Traders see the risk-reward balance tilted in favor of higher prices. “This market is seeing upside follow-through from yesterday’s approximate 4% gains per nearest futures,” said Jim Ritterbusch of Ritterbusch and Associates in a Tuesday morning report to clients. “The price upswing is being accompanied by strengthening time spreads that appear to be pricing in a substantial uptick in next day Henry Hub gas pricing as temperatures turn much colder later this week and into next.

“While we feel that it is premature to call an end to this dramatic one-month bear move, especially since our indicators still suggest downside possibilities to the $2.40 area, the 2017 futures contracts now appear to possess more upside than downside price risk. But we would note that the severity of upcoming colder trends appears limited at the present time and will auger in favor of orderly price advances as seen this week rather than a dramatic price up-spike.”

Market technicians see the market set up for a healthy move higher, though not exceeding earlier highs.
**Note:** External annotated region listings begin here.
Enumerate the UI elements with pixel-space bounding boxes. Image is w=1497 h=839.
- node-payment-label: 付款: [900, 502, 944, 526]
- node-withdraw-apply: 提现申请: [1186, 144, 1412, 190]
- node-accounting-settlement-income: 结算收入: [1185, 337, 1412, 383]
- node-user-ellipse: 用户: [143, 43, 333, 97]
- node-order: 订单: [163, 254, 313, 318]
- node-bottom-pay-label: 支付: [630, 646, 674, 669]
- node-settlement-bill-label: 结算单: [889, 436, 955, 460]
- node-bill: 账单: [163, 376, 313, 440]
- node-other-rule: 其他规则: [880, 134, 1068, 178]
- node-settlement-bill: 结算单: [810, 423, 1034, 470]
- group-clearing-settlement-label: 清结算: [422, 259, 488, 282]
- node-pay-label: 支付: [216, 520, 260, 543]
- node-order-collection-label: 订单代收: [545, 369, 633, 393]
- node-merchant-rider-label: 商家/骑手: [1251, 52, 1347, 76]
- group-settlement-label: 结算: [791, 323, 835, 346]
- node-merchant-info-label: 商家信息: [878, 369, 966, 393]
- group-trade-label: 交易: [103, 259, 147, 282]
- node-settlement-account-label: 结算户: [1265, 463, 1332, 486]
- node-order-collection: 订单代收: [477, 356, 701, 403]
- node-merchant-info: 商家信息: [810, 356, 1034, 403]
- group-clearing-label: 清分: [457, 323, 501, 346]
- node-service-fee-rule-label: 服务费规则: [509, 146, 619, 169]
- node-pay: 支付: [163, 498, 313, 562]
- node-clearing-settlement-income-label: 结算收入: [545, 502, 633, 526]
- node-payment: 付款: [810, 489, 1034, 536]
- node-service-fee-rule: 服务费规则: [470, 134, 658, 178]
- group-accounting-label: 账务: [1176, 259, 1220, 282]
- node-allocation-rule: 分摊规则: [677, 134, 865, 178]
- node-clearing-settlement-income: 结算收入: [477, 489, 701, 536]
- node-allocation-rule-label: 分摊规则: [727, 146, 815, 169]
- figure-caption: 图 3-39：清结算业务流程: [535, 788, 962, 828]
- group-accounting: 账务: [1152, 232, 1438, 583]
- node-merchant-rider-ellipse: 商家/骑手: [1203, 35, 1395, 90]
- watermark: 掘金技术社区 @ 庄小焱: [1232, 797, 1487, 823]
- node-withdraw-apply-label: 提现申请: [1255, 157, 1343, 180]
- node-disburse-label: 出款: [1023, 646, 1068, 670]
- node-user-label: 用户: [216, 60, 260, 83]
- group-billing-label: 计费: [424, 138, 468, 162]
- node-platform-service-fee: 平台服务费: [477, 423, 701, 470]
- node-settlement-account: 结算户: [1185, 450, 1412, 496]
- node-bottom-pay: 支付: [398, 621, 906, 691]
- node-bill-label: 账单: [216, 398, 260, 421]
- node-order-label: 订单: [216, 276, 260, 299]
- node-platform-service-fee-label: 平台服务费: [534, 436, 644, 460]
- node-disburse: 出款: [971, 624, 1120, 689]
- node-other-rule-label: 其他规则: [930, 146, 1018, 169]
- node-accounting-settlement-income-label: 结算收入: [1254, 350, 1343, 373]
“In Elliott Wave terms, the market is right on a break point,” said United ICAP Vice President Walter Zimmermann in closing comments Monday. “If it breaks higher from here, it definitely creates room to the upside. Any further upside and we will have a bear market correction of the most recent leg down.”

He said the Organization of the Petroleum Exporting Countries “and the strong dollar are likely to be in the way of new market highs. Cold weather will not solve the problem. The U.S. dollar is going to have to stop skyrocketing.

“Conservatively, I think we could see anything from $2.94 to $3.04,” he said.

The National Hurricane Center in its 7 a.m. EST report said it was following a broad area of low pressure over the southwest Caribbean. It rated the chance of tropical storm formation in the next five days at 80%.

In overnight Globex trading December crude oil jumped $1.22 to $44.54/bbl and December RBOB gasoline added 3 cents to $1.3064/gal.